Observando como eram resolvidos os conflitos populares, cronistas, talvez inconscientemente, puseram sua pena a serviço de preconceitos elitistas e fixaram as expressões ‘armar o maior barraco’ e ‘rodar a baiana’ para designar a falta de educação e de cultura na solução de problemas de convivência em morros, favelas e em outras periferias dos centros urbanos.
Na segunda-feira (14/2), porém, mais uma vez – são incontáveis as vezes que tal recurso é empregado pela gente fina e nobre, mas raramente são registrados – irrompeu um súbito barraco onde menos a imprensa esperava: no chique Castelo de Chantilly, nos arredores de Paris, por ocasião do casamento do jogador Ronaldinho e da modelo Daniela Cicarelli.
O pivô do escândalo foi uma ex-rival da noiva na disputa por outro namorado, a também modelo Caroline Bittencourt que, na seqüência, teria recebido substancial aumento nos cachês.
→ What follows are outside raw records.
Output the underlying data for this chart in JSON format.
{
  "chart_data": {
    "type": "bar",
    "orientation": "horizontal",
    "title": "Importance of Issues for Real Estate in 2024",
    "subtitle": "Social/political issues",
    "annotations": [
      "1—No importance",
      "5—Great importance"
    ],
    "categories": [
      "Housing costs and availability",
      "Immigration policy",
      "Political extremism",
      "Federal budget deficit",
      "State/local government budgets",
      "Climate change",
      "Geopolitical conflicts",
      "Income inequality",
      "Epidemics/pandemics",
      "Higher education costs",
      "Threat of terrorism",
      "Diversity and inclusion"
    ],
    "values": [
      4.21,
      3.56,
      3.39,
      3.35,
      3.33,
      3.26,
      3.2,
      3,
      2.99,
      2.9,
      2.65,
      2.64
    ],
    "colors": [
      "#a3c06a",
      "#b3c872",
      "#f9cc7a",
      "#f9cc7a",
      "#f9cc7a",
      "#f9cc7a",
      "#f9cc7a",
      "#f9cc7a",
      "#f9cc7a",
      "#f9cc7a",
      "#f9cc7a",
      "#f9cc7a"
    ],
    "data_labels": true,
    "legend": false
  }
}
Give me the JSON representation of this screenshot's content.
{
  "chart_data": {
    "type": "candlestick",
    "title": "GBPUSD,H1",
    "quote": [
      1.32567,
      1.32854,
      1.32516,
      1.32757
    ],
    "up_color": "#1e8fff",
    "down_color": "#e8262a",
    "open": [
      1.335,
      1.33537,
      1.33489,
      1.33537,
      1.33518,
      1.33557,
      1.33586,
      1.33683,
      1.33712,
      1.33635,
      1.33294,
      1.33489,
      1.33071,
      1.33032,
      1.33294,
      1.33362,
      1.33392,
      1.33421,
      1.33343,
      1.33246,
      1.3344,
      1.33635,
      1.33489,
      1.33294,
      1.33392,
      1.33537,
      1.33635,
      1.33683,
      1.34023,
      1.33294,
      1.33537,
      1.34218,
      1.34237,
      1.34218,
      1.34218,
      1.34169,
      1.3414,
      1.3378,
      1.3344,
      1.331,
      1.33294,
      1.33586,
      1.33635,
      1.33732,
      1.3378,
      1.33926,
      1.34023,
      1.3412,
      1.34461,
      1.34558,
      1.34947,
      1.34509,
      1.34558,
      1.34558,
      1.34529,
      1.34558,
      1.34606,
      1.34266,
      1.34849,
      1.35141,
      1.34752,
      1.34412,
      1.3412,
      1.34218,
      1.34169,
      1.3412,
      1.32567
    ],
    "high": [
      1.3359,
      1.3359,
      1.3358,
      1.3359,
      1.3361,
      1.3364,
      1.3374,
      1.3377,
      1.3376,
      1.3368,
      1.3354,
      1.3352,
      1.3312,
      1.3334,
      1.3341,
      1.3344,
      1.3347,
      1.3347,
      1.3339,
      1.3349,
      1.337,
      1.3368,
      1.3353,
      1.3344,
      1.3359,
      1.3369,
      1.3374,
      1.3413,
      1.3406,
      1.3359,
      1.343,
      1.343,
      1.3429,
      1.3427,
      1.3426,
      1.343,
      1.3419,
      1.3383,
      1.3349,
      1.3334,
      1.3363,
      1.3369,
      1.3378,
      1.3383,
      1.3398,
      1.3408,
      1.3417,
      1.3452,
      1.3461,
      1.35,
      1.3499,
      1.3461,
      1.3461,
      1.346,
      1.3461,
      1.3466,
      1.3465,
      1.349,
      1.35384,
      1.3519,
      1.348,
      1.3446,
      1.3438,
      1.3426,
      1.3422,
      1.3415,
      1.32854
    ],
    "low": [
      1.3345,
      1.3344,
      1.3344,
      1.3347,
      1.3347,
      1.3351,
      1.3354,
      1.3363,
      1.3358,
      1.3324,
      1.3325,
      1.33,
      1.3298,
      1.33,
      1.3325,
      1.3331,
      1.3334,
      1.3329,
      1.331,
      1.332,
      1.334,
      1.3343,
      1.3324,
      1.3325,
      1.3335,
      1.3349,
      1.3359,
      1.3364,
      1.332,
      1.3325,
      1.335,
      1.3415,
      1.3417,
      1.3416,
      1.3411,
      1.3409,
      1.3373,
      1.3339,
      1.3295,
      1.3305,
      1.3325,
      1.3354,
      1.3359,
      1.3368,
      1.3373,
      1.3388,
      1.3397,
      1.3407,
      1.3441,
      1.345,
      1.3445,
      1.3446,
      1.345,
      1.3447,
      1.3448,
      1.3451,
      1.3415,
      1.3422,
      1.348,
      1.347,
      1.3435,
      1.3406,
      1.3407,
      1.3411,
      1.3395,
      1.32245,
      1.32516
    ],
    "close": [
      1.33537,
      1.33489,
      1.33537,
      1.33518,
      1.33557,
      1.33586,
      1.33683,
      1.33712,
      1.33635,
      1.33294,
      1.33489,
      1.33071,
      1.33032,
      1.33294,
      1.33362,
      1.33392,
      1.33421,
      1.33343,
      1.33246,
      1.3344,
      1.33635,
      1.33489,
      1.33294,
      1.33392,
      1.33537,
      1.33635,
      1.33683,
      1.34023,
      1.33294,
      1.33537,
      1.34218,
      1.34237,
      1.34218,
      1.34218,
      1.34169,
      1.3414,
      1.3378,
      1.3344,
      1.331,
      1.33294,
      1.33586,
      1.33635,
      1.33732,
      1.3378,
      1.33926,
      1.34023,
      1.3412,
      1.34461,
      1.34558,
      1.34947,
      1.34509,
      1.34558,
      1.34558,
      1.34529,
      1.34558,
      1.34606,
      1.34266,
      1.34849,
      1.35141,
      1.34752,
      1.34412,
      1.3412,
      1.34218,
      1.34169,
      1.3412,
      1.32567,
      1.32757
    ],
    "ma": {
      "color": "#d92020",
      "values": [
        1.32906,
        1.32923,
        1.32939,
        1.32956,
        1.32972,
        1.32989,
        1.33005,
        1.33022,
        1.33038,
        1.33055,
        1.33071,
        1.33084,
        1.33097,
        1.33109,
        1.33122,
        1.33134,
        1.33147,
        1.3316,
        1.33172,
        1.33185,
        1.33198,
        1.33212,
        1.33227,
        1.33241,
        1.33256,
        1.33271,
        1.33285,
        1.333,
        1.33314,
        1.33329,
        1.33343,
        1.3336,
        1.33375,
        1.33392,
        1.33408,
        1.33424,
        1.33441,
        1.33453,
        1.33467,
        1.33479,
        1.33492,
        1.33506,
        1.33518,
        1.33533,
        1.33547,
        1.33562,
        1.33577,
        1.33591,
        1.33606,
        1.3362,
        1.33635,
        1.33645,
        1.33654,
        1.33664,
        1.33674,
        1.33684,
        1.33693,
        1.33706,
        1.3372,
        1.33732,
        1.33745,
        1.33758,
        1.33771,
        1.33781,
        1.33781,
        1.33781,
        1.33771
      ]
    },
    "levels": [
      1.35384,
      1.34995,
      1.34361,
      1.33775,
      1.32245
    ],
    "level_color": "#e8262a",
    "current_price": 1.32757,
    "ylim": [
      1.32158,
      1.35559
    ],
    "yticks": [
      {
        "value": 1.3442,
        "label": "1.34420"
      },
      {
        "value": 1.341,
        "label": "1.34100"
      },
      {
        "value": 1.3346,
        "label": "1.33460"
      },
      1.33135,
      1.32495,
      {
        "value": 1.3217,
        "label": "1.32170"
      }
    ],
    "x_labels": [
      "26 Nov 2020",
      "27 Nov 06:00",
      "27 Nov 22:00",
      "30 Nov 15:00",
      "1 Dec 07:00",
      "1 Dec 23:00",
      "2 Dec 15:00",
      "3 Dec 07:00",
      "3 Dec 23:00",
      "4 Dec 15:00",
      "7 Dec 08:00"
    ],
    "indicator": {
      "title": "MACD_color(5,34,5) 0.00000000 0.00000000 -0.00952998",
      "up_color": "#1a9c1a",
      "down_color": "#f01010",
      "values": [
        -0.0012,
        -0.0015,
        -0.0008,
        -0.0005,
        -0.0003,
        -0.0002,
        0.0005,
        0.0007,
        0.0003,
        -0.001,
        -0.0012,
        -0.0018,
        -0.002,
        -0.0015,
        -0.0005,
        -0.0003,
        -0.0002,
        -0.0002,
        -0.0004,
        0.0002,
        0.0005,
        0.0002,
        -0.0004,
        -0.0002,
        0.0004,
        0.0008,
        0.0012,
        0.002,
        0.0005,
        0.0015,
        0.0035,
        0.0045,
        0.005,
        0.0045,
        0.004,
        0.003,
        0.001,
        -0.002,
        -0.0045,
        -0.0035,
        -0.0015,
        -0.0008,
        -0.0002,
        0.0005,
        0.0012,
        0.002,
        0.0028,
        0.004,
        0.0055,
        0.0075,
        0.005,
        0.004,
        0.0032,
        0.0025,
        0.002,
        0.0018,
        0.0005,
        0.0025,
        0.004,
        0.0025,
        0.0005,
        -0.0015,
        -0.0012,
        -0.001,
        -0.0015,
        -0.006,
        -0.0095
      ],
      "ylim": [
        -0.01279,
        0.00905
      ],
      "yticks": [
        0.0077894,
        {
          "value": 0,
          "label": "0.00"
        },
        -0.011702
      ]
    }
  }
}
Como essas situações prestam-se a controvérsias e diz-que-diz-ques, logo surgiu um agente para dizer que, ao contrário, a carreira da expulsa tinha sido prejudicada.
Pois domingo (27/2), contrariando a máxima de que ‘roupa suja se lava em casa’, o Domingão do Faustão, do apresentador Fausto Silva, no bom estilo de amplificar retumbâncias de banalidades, instalou uma lavanderia em rede nacional, permitindo à modelo, entre pieguices da moça e solertes insinuações de ‘parentes serpentes’, que lavasse tudo sem água nem sabão, utilizando lágrimas apenas. E assim se fez.
Não merece…
Ninguém quer regulação imposta à imprensa – e especialmente à televisão – pois seria descabida censura, como já foi amplamente denunciado quando o ovo da minhoca vinha sendo chocado em ninho que, por mérito da imprensa, foi flagrado com o mimo sendo acalentado sob bafejos do Palácio do Planalto.
Mas de vez em quando a televisão se compraz em dar argumentos aos liberticidas. Afinal, para que exibir a vida privada, não apenas de uma pessoa, mas de várias delas, já que foi ação feita no atacado, e cobrir o imbroglio com operação digna de correspondente de guerra? Não tinha sido apenas um barraco? Ah, ‘mas é disso que o povo gosta/ é isso que o povo quer’, como rezam os que, sem procuração do povo, decidem o que é melhor para quem tem como única opção nas tardes de domingo justamente a televisão.
Fausto Silva parecia mais Gugu Liberato, quando a juíza o flagrara entrevistando personagens que não se sabia bem se eram falsos meliantes, reconhecidos bandidos ou biombos para escorar de qualquer modo o barraco da programação.
No padrão de qualidade que marca a emissora, até um helicóptero foi acionado para que o besteirol fosse exclusivo da Rede Globo. Nossa televisão é uma das mais modernas do mundo. Mas por que tanto ângulo certinho, tantas linhas de definição e iluminação perfeita se o enredo ninguém arruma?
Faltou editor no Domingão do Faustão? O Brasil não merece – para utilizar o verbo que irrompeu na gíria – o escândalo. E sinceramente, sem nenhum machismo, o único que destoava na lavanderia era o rico jogador, desjeitoso em suas declarações de amor à consorte, armadas e gravadas antes de voltar à Espanha. Sim, esse outro barraco também foi armado com a competência que caracteriza a emissora para fazer, de ninharias, matérias a partir de pautas apresentadas como pertinentes e indispensáveis.